Tocs et vieilles ficelles ont remplacé sans honte dignité et sensibilité du film original : la sentence pour Un homme et son chien est irréversible. S’il n’est pas question de parler plus encore du film en lui-même, la représentation nouvelle du monstre Belmondo que met en avant le film est peut-être significative de l’état déliquescent d’une frange de l’industrie culturelle française.
À l’enchevêtrement des années 1950 et 60, Belmondo est l’indocile voyou des films de Godard et de Sautet (Classe tous risques, 1960), il incarne la gouaille frondeuse qui rue dans les brancards du conventionnalisme gaulliste. Héros du chaos et de l’indécision adolescente, Belmondo va se muer petit à petit en dépositaire de l’ordre et de l’autorité (Peur sur la ville en 1975 et Flic ou voyou en 1979). Une véritable révolution copernicienne s’opère, main dans la main avec une spectaculaire conformation aux règles et lois du show-business. Du petit rebelle sans cause, Belmondo devient l’archétype d’un rôle : celui du séduisant et insolent casse-cou en symbiose avec la libéralisation des mœurs mais aussi et surtout en adéquation avec le nouvel ordre économique giscardien. Belmondo choisit ses films en producteur (il a sa propre société, Cerito Films), et mène sa carrière selon les recettes les plus éprouvées (les films de Lautner et Verneuil en tête), devenant ainsi un produit à exploiter dans la plus pure tradition marchande. Intervenant à tout niveau des projets qu’il produit, Belmondo se façonne un personnage immuable qui recueille inévitablement la faveur des foules jusqu’au milieu des années 1980, date à laquelle le modèle façonné durant une décennie finit par lasser. Il ne s’en relèvera pas et, à l’instar du yaourt et de sa date de péremption, termine sa course commerciale à la poubelle, à peine ressuscité par quelques succès théâtraux et l’assistance respiratoire prodiguée par Claude Lelouch (Les Misérables en 1995).

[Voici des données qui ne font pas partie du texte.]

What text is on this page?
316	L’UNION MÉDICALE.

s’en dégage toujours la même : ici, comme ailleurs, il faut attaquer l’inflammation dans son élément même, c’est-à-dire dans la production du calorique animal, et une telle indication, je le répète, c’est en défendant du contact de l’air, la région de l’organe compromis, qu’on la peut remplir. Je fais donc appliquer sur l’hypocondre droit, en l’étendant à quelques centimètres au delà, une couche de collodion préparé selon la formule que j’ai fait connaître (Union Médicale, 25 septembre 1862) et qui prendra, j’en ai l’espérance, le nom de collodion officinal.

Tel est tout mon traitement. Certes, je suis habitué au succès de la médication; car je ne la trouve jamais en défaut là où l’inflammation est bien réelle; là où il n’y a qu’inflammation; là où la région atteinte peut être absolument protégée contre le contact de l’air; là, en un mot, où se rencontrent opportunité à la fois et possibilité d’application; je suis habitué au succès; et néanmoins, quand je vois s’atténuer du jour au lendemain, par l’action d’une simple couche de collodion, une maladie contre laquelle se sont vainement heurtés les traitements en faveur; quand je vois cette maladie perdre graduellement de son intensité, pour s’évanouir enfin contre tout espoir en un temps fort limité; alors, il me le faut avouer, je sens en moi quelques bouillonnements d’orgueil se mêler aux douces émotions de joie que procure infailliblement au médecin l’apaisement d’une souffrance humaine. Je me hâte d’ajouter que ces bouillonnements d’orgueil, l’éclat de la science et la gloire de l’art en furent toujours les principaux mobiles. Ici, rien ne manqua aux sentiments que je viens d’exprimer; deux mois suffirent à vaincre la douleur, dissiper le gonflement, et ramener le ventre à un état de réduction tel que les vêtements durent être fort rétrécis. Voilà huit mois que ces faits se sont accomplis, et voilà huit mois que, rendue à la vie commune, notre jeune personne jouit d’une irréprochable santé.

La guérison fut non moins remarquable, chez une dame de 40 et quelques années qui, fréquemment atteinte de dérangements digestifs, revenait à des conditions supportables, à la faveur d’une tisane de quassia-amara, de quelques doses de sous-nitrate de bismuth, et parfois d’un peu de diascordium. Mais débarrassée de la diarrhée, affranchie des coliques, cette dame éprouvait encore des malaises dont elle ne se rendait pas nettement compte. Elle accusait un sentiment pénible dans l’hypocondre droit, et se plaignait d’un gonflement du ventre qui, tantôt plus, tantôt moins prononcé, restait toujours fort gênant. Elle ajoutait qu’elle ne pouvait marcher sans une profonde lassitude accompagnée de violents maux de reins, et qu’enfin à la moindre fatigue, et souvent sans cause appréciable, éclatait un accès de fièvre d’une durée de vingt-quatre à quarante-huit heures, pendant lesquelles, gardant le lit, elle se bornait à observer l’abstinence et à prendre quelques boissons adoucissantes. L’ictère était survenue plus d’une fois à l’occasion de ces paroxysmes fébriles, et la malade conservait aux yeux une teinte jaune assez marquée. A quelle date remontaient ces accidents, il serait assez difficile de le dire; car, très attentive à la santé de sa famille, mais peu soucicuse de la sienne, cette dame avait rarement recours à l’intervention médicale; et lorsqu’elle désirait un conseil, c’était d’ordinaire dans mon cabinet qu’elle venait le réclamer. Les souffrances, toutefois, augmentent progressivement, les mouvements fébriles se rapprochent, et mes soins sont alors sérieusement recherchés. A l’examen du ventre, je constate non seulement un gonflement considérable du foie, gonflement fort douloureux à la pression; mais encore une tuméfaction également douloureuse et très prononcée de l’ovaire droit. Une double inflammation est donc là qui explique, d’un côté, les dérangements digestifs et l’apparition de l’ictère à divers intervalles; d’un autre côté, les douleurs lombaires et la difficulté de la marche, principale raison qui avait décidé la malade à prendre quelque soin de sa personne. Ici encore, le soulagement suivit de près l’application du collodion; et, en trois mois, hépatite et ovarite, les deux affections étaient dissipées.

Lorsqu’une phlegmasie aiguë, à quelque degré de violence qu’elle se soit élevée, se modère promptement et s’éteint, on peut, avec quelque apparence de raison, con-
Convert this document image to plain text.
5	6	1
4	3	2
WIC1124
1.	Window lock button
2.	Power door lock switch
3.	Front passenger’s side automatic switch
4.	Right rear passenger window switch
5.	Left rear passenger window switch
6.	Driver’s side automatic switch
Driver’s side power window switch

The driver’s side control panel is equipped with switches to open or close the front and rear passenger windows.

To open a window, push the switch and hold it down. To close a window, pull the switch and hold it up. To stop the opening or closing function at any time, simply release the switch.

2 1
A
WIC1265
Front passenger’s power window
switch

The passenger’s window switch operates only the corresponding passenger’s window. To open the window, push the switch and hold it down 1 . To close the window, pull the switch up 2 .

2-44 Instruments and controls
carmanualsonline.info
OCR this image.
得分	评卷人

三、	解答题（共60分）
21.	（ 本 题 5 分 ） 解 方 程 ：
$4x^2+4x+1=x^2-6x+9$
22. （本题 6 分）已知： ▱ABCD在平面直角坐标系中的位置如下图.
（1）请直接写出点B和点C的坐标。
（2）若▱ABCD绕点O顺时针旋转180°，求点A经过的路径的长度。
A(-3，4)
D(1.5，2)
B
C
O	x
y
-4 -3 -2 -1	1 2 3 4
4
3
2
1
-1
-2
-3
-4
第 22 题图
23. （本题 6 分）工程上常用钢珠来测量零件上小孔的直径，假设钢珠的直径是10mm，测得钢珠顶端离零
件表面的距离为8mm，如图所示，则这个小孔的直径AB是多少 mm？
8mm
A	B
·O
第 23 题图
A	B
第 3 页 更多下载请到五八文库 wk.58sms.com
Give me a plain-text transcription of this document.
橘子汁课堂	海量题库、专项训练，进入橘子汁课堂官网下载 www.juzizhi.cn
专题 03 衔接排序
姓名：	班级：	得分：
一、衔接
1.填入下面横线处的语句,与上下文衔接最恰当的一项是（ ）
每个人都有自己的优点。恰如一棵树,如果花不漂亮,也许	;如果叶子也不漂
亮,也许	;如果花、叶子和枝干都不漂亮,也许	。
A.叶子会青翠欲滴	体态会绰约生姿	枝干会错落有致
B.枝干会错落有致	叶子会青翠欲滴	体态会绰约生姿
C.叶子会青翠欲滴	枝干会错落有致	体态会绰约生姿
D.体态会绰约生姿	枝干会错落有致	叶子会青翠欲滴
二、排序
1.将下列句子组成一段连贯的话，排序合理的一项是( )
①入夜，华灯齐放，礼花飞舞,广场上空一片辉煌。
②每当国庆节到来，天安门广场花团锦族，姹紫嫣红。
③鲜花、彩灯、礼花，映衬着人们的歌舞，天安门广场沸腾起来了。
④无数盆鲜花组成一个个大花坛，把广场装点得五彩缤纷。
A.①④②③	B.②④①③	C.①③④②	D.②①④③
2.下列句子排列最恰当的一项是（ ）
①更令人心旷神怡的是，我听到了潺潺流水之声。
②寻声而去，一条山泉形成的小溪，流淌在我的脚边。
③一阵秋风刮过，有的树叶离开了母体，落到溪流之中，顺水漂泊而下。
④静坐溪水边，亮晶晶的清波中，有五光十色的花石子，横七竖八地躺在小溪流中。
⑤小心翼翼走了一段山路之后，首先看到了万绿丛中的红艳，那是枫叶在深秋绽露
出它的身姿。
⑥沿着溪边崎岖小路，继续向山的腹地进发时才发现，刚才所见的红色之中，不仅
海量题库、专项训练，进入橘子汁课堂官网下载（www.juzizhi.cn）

En écartant le navrant Une chance sur deux de Patrice Leconte et Peut-être de Cédric Klapisch, la fin des années 1990 et les années 2000 sont éprouvantes pour Belmondo, entre soucis de santé et fuite du succès populaire. Un homme et son chien est censé, selon les dires d’Huster, réparer cette injustice et offrir à l’acteur un (dernier?) grand rôle. À défaut, il lui donne l’opportunité de représenter à son corps défendant les tares qui rongent le cinéma populaire français contemporain. Après le voyou rebelle, le policier gardien de l’ordre et l’aventurier insolent, Belmondo est le grabataire pontifiant et gâteux. Comme une métaphore de l’aptitude du cinéma populaire actuel à ressusciter ad vitam les mêmes formules hors d’usages en se complaisant dans les itérations médiocres et surannées. Belmondo méritait sans doute mieux comme sortie, on ne peut nier son charisme et sa faconde caractéristiques. Mais tel un boomerang, son personnage se révèle être une nouvelle fois le symbole d’un cinéma qu’il a lui-même contribué à fonder : celui qui nie et refoule sa propre capacité à être plus qu’un produit consommable et périssable.